Gli effetti del trattamento. I risultati del trattamento sperimentale sono stati pubblicati oggi dal New England Journal of medicine. In tutti i pazienti sottoposti a questa prima fase dello studio non si sono riscontrati effetti tossici e, ad alcuni mesi di distanza, si sono già potuti osservare miglioramenti significativi della funzionalità visiva. Per esempio, nei pazienti sono migliorate la percezione del campo visivo, la risposta della retina alla luce e la capacità di eseguire alcuni test di mobilità.

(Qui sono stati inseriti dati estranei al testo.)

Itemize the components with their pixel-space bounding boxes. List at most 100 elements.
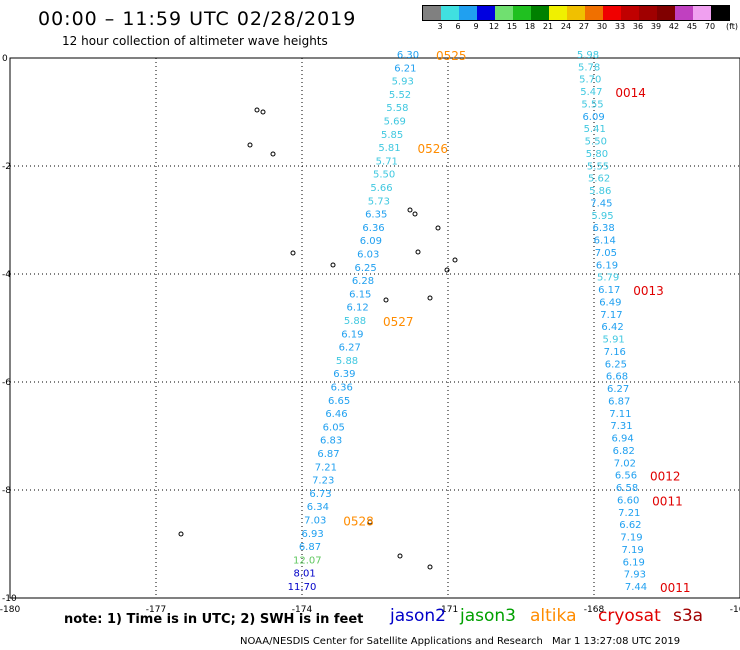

I risultati I risultati ci sono stati già a pochi giorni dall'operazione: «il campo visivo si è allargato, si è ridotto il movimento continuo degli occhi tipico di chi ha disturbi di visione e adesso tutti e tre i pazienti sono capaci di fare un percorso a ostacoli», racconta la responsabile della parte clinica dello studio, Francesca Simonelli. Senza dubbio, ha aggiunto, «i risultati sono molto incoraggianti» e che «se si continuerà a lavorare in questa direzione potremo ragionare in futuro sulla reale possibilità di una cura per la cecità».

Gli istituti coinvolti. A portare avanti le ricerche e la sperimentazione il Childen Hospital di Philadelphia, dove sono stati eseguiti gli interventi, l'Istituto Telethon di Genetica e Medicina (Tigem), il Dipartimento di Oftalmologia della Seconda università degli studi di Napoli e svariati altri istituti di ricerca americani. La parte italiana è stata finanziata da Telethon.

A Roma la presentazione dei risultati. «È stato il primo intervento di questo tipo al mondo per combattere una forma di cecità», ha detto il direttore dell'Istituto Telethon di Genetica e Medicina (Tigem), Andrea Ballabio, presentando oggi a Roma i risultati pubblicati sulla rivista New England Journal of Medicine. Anche per la presidente della Fondazione Telethon, Susanna Agnelli, si tratta di un'autentica vittoria, perché la sperimentazione fatta finora sugli occhi potrà essere trasferita ad altre malattie.

Le sfide future. Un'altra forma di cecità ereditaria, più diffusa e chiamata malattia di Stargardt, è fra i prossimi bersagli dei ricercatori italiani, accanto a distrofia muscolare di Duchenne, emofilia di tipo A e fibrosi cistica. Un'altra grande speranza per il futuro è che i prossimi interventi possano avvenire in Italia. Questo, ha spiegato Ballabio, finora non è stato possibile per mancanza dei fondi necessari ad avere le attrezzature necessarie, ad esempio per mettere a punto il materiale da iniettare che risponda ai requisiti di purezza richiesti dagli standard internazionali. La
speranza, ha aggiunto, è nella fondazione "Biology for Medicine", emanazione di Telehon e nata con fondi di ministero della Ricerca e Regione Campania.

Occhi bionici. La notizia della terapia genica segue quella, del 22 aprile scorso, sugli interventi, senza precedenti nel Regno Unito, effettuati al Moorfields Eye Hospital di Londra, tramite i quali sono stati impiantati “occhi bionici” in due pazienti ciechi, che hanno riacquistato un uso parziale della vista.